10. Common patterns in practice

Pattern Likely interpretation
High d_max, damage_validated, F+G+H+ all elevated, DS library Authentic ancient DNA with concurrent oxidative damage. The standard "good ancient sample" call.
High d_max, damage_validated, F+G+ with H ≈ 0, DS library Authentic ancient DNA with minimal oxidative damage; or, in unsupervised data, GC-rich-composition contamination — disambiguate with damage_validated and host coverage.
High d_max in a negative control with F+G+ H ≈ 0 GC-rich bacterial contamination driving Channel A through composition. Not ancient damage.
Moderate d_max with damage_artifact == true Composition artefact — Channel B contradicts Channel A. Report as unreliable.
d_max ≈ 0 and dominant_process == low_damage Modern DNA, USER-treated library, or contamination so heavy that ancient signal is diluted.

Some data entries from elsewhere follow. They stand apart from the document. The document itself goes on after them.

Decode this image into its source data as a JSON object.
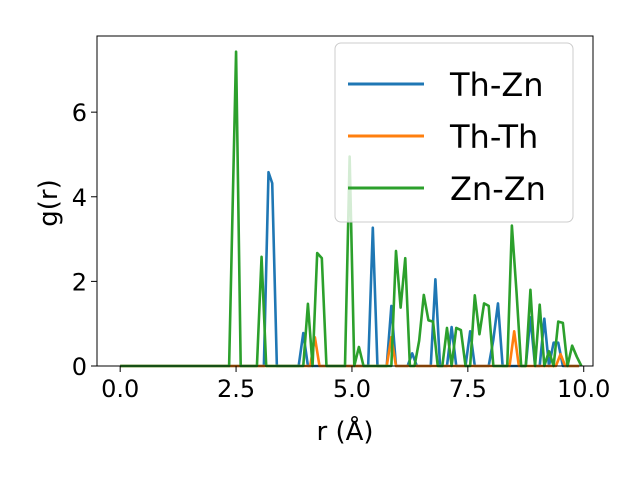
{
  "chart_data": {
    "type": "line",
    "xlabel": "r (Å)",
    "ylabel": "g(r)",
    "xlim": [
      -0.5,
      10.2
    ],
    "ylim": [
      0,
      7.8
    ],
    "xticks": [
      {
        "value": 0.0,
        "label": "0.0"
      },
      {
        "value": 2.5,
        "label": "2.5"
      },
      {
        "value": 5.0,
        "label": "5.0"
      },
      {
        "value": 7.5,
        "label": "7.5"
      },
      {
        "value": 10.0,
        "label": "10.0"
      }
    ],
    "yticks": [
      {
        "value": 0,
        "label": "0"
      },
      {
        "value": 2,
        "label": "2"
      },
      {
        "value": 4,
        "label": "4"
      },
      {
        "value": 6,
        "label": "6"
      }
    ],
    "grid": false,
    "legend_position": "top-right",
    "series": [
      {
        "name": "Th-Zn",
        "color": "#1f77b4",
        "x": [
          0.0,
          3.1,
          3.2,
          3.28,
          3.38,
          3.48,
          3.85,
          3.95,
          4.05,
          5.35,
          5.45,
          5.55,
          5.75,
          5.85,
          5.95,
          6.2,
          6.3,
          6.4,
          6.7,
          6.8,
          6.9,
          7.05,
          7.15,
          7.25,
          7.45,
          7.55,
          7.65,
          7.95,
          8.05,
          8.15,
          8.25,
          8.75,
          8.85,
          8.95,
          9.05,
          9.15,
          9.25,
          9.35,
          9.45,
          9.55,
          9.65,
          9.9
        ],
        "y": [
          0,
          0,
          4.58,
          4.32,
          0,
          0,
          0,
          0.78,
          0,
          0,
          3.27,
          0,
          0,
          1.42,
          0,
          0,
          0.3,
          0,
          0,
          2.05,
          0,
          0,
          0.92,
          0,
          0,
          0.82,
          0,
          0,
          0.62,
          1.48,
          0,
          0,
          1.15,
          0,
          0,
          1.12,
          0,
          0.55,
          0.55,
          0,
          0,
          0
        ]
      },
      {
        "name": "Th-Th",
        "color": "#ff7f0e",
        "x": [
          0.0,
          4.1,
          4.2,
          4.3,
          5.75,
          5.85,
          5.95,
          8.4,
          8.5,
          8.6,
          9.4,
          9.5,
          9.6,
          9.9
        ],
        "y": [
          0,
          0,
          0.68,
          0,
          0,
          0.68,
          0,
          0,
          0.82,
          0,
          0,
          0.28,
          0,
          0
        ]
      },
      {
        "name": "Zn-Zn",
        "color": "#2ca02c",
        "x": [
          0.0,
          2.25,
          2.35,
          2.5,
          2.6,
          2.95,
          3.05,
          3.15,
          3.5,
          3.95,
          4.05,
          4.15,
          4.25,
          4.35,
          4.45,
          4.75,
          4.85,
          4.95,
          5.05,
          5.15,
          5.25,
          5.35,
          5.45,
          5.55,
          5.65,
          5.75,
          5.85,
          5.95,
          6.05,
          6.15,
          6.25,
          6.35,
          6.45,
          6.55,
          6.65,
          6.75,
          6.85,
          6.95,
          7.05,
          7.15,
          7.25,
          7.35,
          7.45,
          7.55,
          7.65,
          7.75,
          7.85,
          7.95,
          8.05,
          8.15,
          8.25,
          8.35,
          8.45,
          8.55,
          8.65,
          8.75,
          8.85,
          8.95,
          9.05,
          9.15,
          9.25,
          9.35,
          9.45,
          9.55,
          9.65,
          9.75,
          9.85,
          9.95
        ],
        "y": [
          0,
          0,
          0,
          7.43,
          0,
          0,
          2.58,
          0,
          0,
          0,
          1.47,
          0,
          2.67,
          2.55,
          0,
          0,
          0,
          4.95,
          0,
          0.45,
          0,
          0,
          0,
          0,
          0,
          0,
          0,
          2.72,
          1.38,
          2.55,
          0,
          0,
          0.6,
          1.68,
          1.08,
          1.05,
          0,
          0,
          0.9,
          0,
          0.9,
          0.85,
          0,
          0,
          1.67,
          0.75,
          1.48,
          1.42,
          0,
          0,
          0,
          0,
          3.32,
          1.75,
          0,
          0,
          1.8,
          0,
          1.45,
          0,
          0.35,
          0,
          1.05,
          1.02,
          0,
          0.48,
          0.22,
          0
        ]
      }
    ]
  }
}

SS library with d_max_5prime ≈ d_max_3prime Single-stranded library showing the expected symmetric C→T at both ends.
dominant_process == dipyrimidine_biased UV-driven photoproduct signature. Common in skin, hair, or surface-exposed bone fragments.

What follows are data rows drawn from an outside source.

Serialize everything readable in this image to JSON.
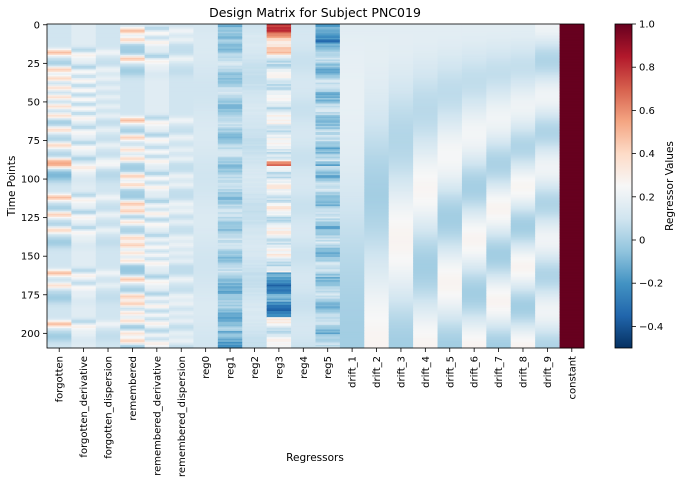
{
  "chart_data": {
    "type": "heatmap",
    "title": "Design Matrix for Subject PNC019",
    "xlabel": "Regressors",
    "ylabel": "Time Points",
    "columns": [
      "forgotten",
      "forgotten_derivative",
      "forgotten_dispersion",
      "remembered",
      "remembered_derivative",
      "remembered_dispersion",
      "reg0",
      "reg1",
      "reg2",
      "reg3",
      "reg4",
      "reg5",
      "drift_1",
      "drift_2",
      "drift_3",
      "drift_4",
      "drift_5",
      "drift_6",
      "drift_7",
      "drift_8",
      "drift_9",
      "constant"
    ],
    "n_timepoints": 210,
    "y_ticks": [
      0,
      25,
      50,
      75,
      100,
      125,
      150,
      175,
      200
    ],
    "colorbar": {
      "label": "Regressor Values",
      "min": -0.5,
      "max": 1.0,
      "ticks": [
        -0.4,
        -0.2,
        0,
        0.2,
        0.4,
        0.6,
        0.8,
        1.0
      ],
      "tick_labels": [
        "−0.4",
        "−0.2",
        "0",
        "0.2",
        "0.4",
        "0.6",
        "0.8",
        "1.0"
      ],
      "colormap": "RdBu_r"
    },
    "forgotten_events": [
      18,
      29,
      35,
      41,
      47,
      53,
      59,
      68,
      78,
      88,
      91,
      112,
      123,
      133,
      161,
      169,
      194
    ],
    "remembered_events": [
      4,
      10,
      22,
      62,
      73,
      81,
      87,
      98,
      104,
      116,
      121,
      128,
      138,
      143,
      148,
      153,
      165,
      176,
      181,
      187,
      192,
      200,
      205
    ],
    "constant_value": 1.0
  }
}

dominant_process == fragmentation_bias AP-site-mediated fragmentation dominates over terminal deamination. Typical of USER-treated or heavily chemically processed libraries.
terminal_inversion == true with otherwise high d_max Likely orientation or trimming bug upstream — investigate before trusting the call.
Mixture model: mixture_pi_ancient = 0.3, mixture_d_ancient = 0.18, d_max_combined = 0.06 A genuine ancient signal diluted by ~70% modern contamination. Report mixture_d_ancient as the ancient damage rate.

When in doubt, look at all three layers — the d_max value, the cross-channel validation flags, and the dominant-process label — and require them to agree. libtaph is built so that no single number can be the whole story.